Grandpa Zhang has since championed this smoke-less Laosang Souchong.  While it can be seen as a turning away from tradition, it also marks a wonderful paradigm shift in the technological development of a region.  Even though Zhang has been making Lapsang in the new style for the part 30 years, the 20 years of tea making experience he had before that hasn’t disappeared.  He knows what the tea needs with just at glance, a slight touch, and often even less.  When we were there he told us that the rainy weather is best for oxidizing the teas, the humidity helps speed along the process.  They also don’t use machines to oxidize the teas (we’ve seen many black tea makers who throw the tea into a large metal oven called an oxidization machine).  Here the tea is just set in bamboo baskets, and sometimes covered with a cloth if the weather is too dry.
This is Beibei’s Dad, Mister Zhang.  He is the main producer of the traditional smoked Lapsang Souchong and takes care of the family’s Qinglou.  

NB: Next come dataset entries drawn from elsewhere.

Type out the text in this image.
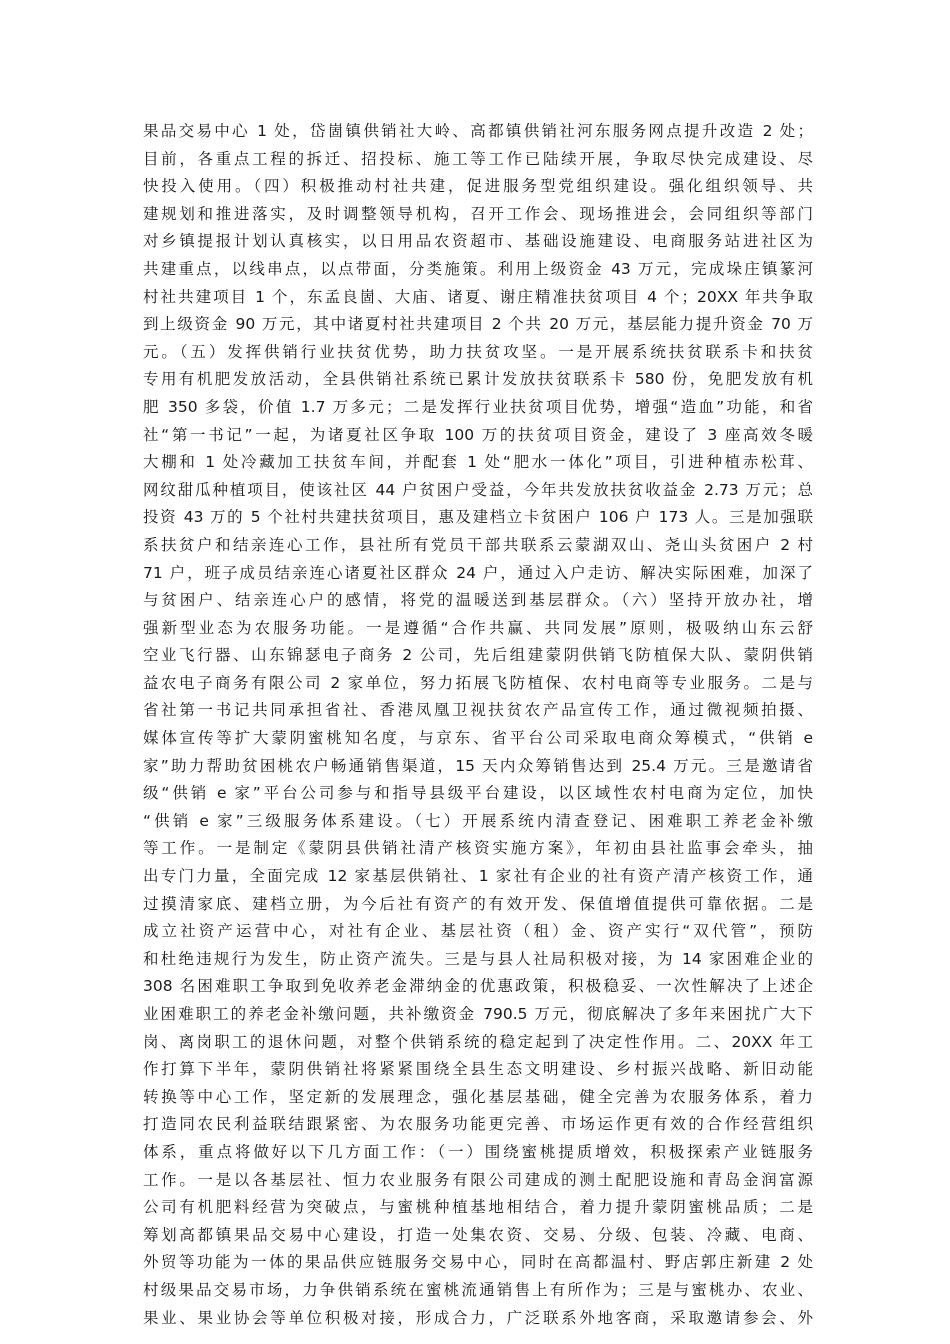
果品交易中心 1 处，岱崮镇供销社大岭、高都镇供销社河东服务网点提升改造 2 处；
目前，各重点工程的拆迁、招投标、施工等工作已陆续开展，争取尽快完成建设、尽
快投入使用。（四）积极推动村社共建，促进服务型党组织建设。强化组织领导、共
建规划和推进落实，及时调整领导机构，召开工作会、现场推进会，会同组织等部门
对乡镇提报计划认真核实，以日用品农资超市、基础设施建设、电商服务站进社区为
共建重点，以线串点，以点带面，分类施策。利用上级资金 43 万元，完成垛庄镇篆河
村社共建项目 1 个，东孟良崮、大庙、诸夏、谢庄精准扶贫项目 4 个；20XX 年共争取
到上级资金 90 万元，其中诸夏村社共建项目 2 个共 20 万元，基层能力提升资金 70 万
元。（五）发挥供销行业扶贫优势，助力扶贫攻坚。一是开展系统扶贫联系卡和扶贫
专用有机肥发放活动，全县供销社系统已累计发放扶贫联系卡 580 份，免肥发放有机
肥 350 多袋，价值 1.7 万多元；二是发挥行业扶贫项目优势，增强“造血”功能，和省
社“第一书记”一起，为诸夏社区争取 100 万的扶贫项目资金，建设了 3 座高效冬暖
大棚和 1 处冷藏加工扶贫车间，并配套 1 处“肥水一体化”项目，引进种植赤松茸、
网纹甜瓜种植项目，使该社区 44 户贫困户受益，今年共发放扶贫收益金 2.73 万元；总
投资 43 万的 5 个社村共建扶贫项目，惠及建档立卡贫困户 106 户 173 人。三是加强联
系扶贫户和结亲连心工作，县社所有党员干部共联系云蒙湖双山、尧山头贫困户 2 村
71 户，班子成员结亲连心诸夏社区群众 24 户，通过入户走访、解决实际困难，加深了
与贫困户、结亲连心户的感情，将党的温暖送到基层群众。（六）坚持开放办社，增
强新型业态为农服务功能。一是遵循“合作共赢、共同发展”原则，极吸纳山东云舒
空业飞行器、山东锦瑟电子商务 2 公司，先后组建蒙阴供销飞防植保大队、蒙阴供销
益农电子商务有限公司 2 家单位，努力拓展飞防植保、农村电商等专业服务。二是与
省社第一书记共同承担省社、香港凤凰卫视扶贫农产品宣传工作，通过微视频拍摄、
媒体宣传等扩大蒙阴蜜桃知名度，与京东、省平台公司采取电商众筹模式，“供销 e
家”助力帮助贫困桃农户畅通销售渠道，15 天内众筹销售达到 25.4 万元。三是邀请省
级“供销 e 家”平台公司参与和指导县级平台建设，以区域性农村电商为定位，加快
“供销 e 家”三级服务体系建设。（七）开展系统内清查登记、困难职工养老金补缴
等工作。一是制定《蒙阴县供销社清产核资实施方案》，年初由县社监事会牵头，抽
出专门力量，全面完成 12 家基层供销社、1 家社有企业的社有资产清产核资工作，通
过摸清家底、建档立册，为今后社有资产的有效开发、保值增值提供可靠依据。二是
成立社资产运营中心，对社有企业、基层社资（租）金、资产实行“双代管”，预防
和杜绝违规行为发生，防止资产流失。三是与县人社局积极对接，为 14 家困难企业的
308 名困难职工争取到免收养老金滞纳金的优惠政策，积极稳妥、一次性解决了上述企
业困难职工的养老金补缴问题，共补缴资金 790.5 万元，彻底解决了多年来困扰广大下
岗、离岗职工的退休问题，对整个供销系统的稳定起到了决定性作用。二、20XX 年工
作打算下半年，蒙阴供销社将紧紧围绕全县生态文明建设、乡村振兴战略、新旧动能
转换等中心工作，坚定新的发展理念，强化基层基础，健全完善为农服务体系，着力
打造同农民利益联结跟紧密、为农服务功能更完善、市场运作更有效的合作经营组织
体系，重点将做好以下几方面工作：（一）围绕蜜桃提质增效，积极探索产业链服务
工作。一是以各基层社、恒力农业服务有限公司建成的测土配肥设施和青岛金润富源
公司有机肥料经营为突破点，与蜜桃种植基地相结合，着力提升蒙阴蜜桃品质；二是
筹划高都镇果品交易中心建设，打造一处集农资、交易、分级、包装、冷藏、电商、
外贸等功能为一体的果品供应链服务交易中心，同时在高都温村、野店郭庄新建 2 处
村级果品交易市场，力争供销系统在蜜桃流通销售上有所作为；三是与蜜桃办、农业、
果业、果业协会等单位积极对接，形成合力，广泛联系外地客商，采取邀请参会、外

A Qinglou is a wooden house used specifically in this region for smoking the black tea.  Into the subfloor is built a stove where they burn pinewood.  
The floor of the first floor has bricks placed in such a way to allow smoke through but no flame.
Tea that has already been withered, rolled, and oxidized is placed on this first floor for final baking and drying.
Tea that has just just been picked is placed on the second floor, further away from the smoke, but still in range of the steady heat.  This second floor is comprised of simply a thickly woven bamboo mat, which allows plenty of heat and smoke through.  
The Zhang family have been making Smoked Laosang Souchong like this for generations, and it is really a wonder we were able to see their process and learn about it all so directly!  
We are incredibly excited to be able to offer such amazing tea from a wonderful family in a stunning location!